COVID-19 Response is a Family Affair for EIS Alums
When CDC needed some quick answers about how COVID-19 spreads within households, Dr. Hannah Kirking knew she could count on her family — her Epidemic Intelligence Service family, that is.
Hannah, a medical epidemiologist and a lieutenant commander in the US Public Health Service, called on fellow EIS alum Captain Eric Pevzner to lead a team of current and former EIS officers to investigate household transmission in Utah. For Eric, now head of the EIS, it was a rare privilege.
“The EIS chief does not normally get the chance to deploy with EIS officers,” Eric says. “This was a great example of the EIS family working together to get really important data for the response.”
The EIS program is a competitive, rigorous, 2-year fellowship that trains qualified public health professionals for responses in the United States and around the world. Since its creation in 1951, the program has trained more than 3,800 “disease detectives” who have fought ailments like polio, smallpox, Ebola, HIV/AIDS, SARS, Zika, and now Covid-19.

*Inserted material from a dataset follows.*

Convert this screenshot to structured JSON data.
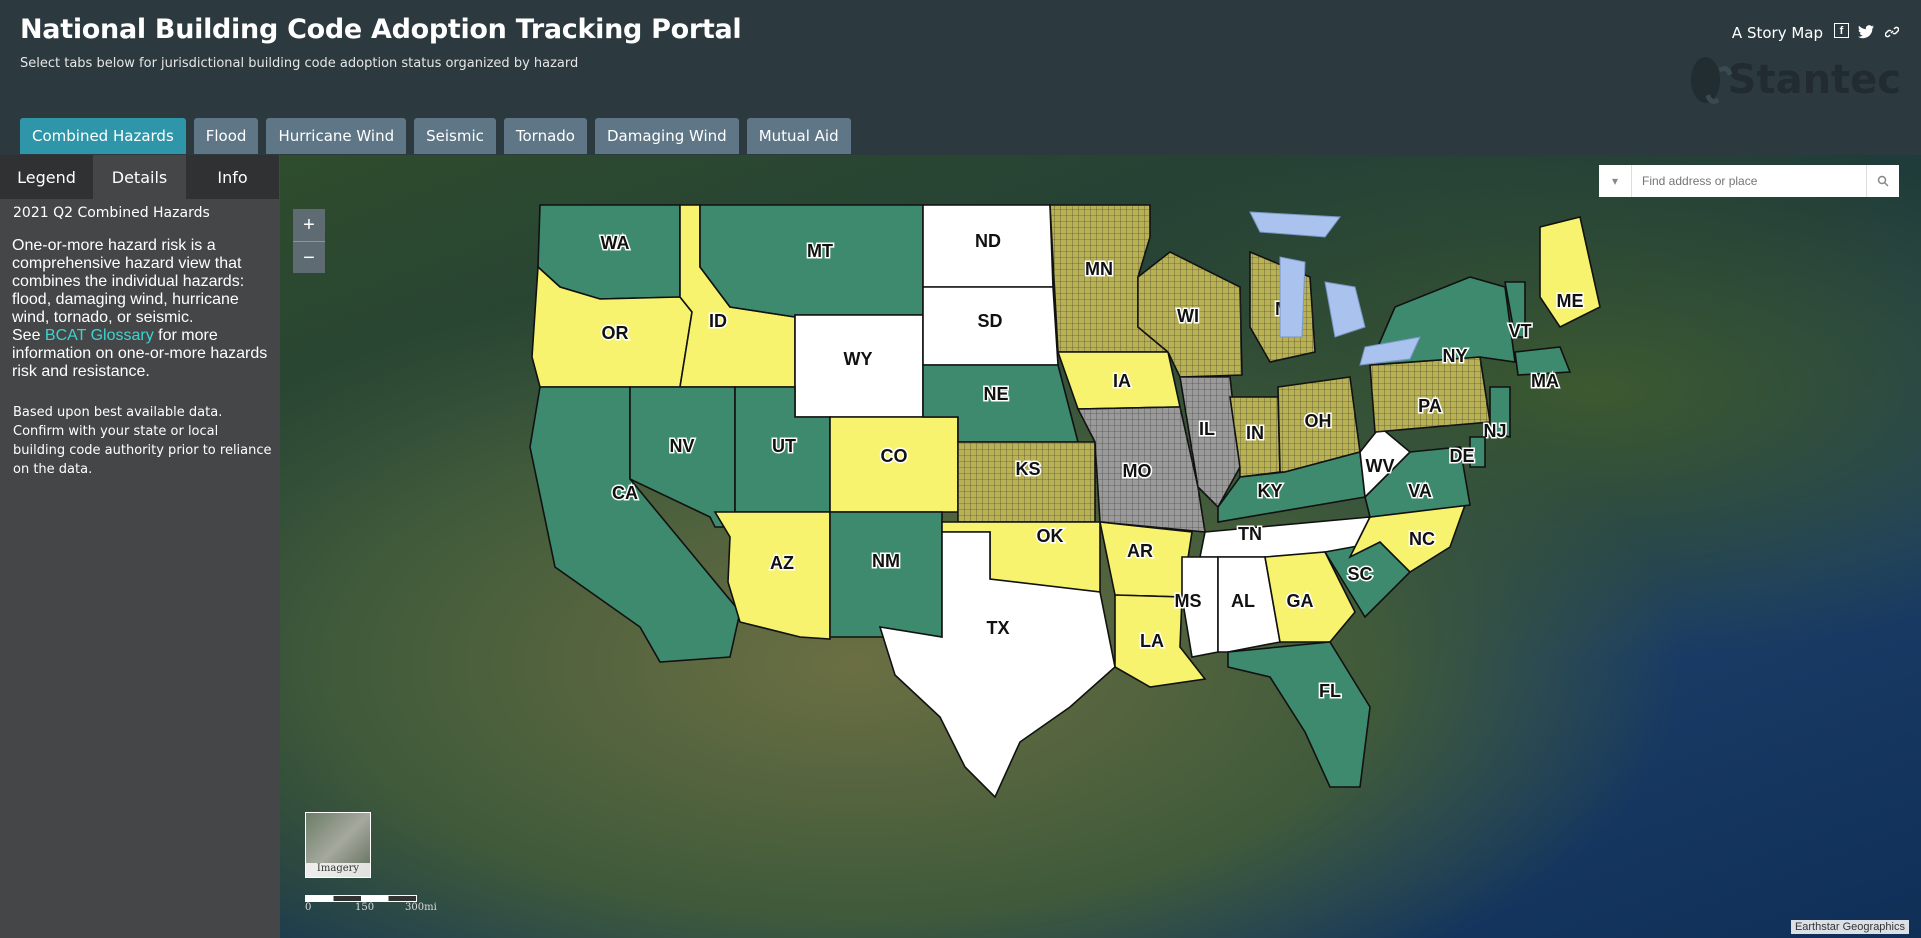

The team visited homes of people with COVID-19 to collect nasal swabs and blood samples from all household members and later returned to collect more samples to learn if others had become infected. They wanted to determine how quickly the virus that causes COVID-19 spread and how effective preventive actions like self-isolation were in slowing or stopping the spread.
One unique aspect of a field investigation is the chance to develop relationships with people who are directly affected by COVID-19, Eric says.
“We spent many hours on the phone and in participants’ homes, where we were able to see firsthand how families were being affected by COVID-19,” he says. “They know providing these data is how they can contribute to addressing the COVID-19 pandemic, as well as help other people who may become infected.”
Bonds with household members can continue well beyond the field visits. Some often called or texted CDC staff to ask for guidance about quarantine or isolation.
EIS alum Katie Battey, a member of Eric’s team, received call after call from a household where young men were struggling with the boredom of home isolation and quarantine and wanted guidance on whether it was safe to throw a football outdoors with each other. Katie also spoke regularly with a pregnant person who had COVID-19 and feared that her husband would not be able to attend the delivery and that the baby may be taken from her after birth.
Hannah also reached out to fellow EIS alum Dr. Angela Dunn, Utah’s state epidemiologist, who got the green light from the state to proceed.
Hannah assembled a duplicate study team in Wisconsin. For that team, too, her EIS family connections led her to experienced team members with the needed clinical, epidemiological, and laboratory skills.
CDC employees who usually work at the agency’s Atlanta headquarters got to work closely with people at the state and local health departments on the front lines of the pandemic. The collaborative field teams collected data for more than six weeks total, ensuring stronger scientific results.
“It’s a great reminder of how difficult public health work is at the state and local level,” Eric says. “The close working relationship provides a greater understanding of the challenges and realities state and local employees face.”
CDC teams are leading COVID-19 transmission studies in several states, and the results will help further shape guidelines to help more Americans avoid getting COVID-19 when someone in their home is infected.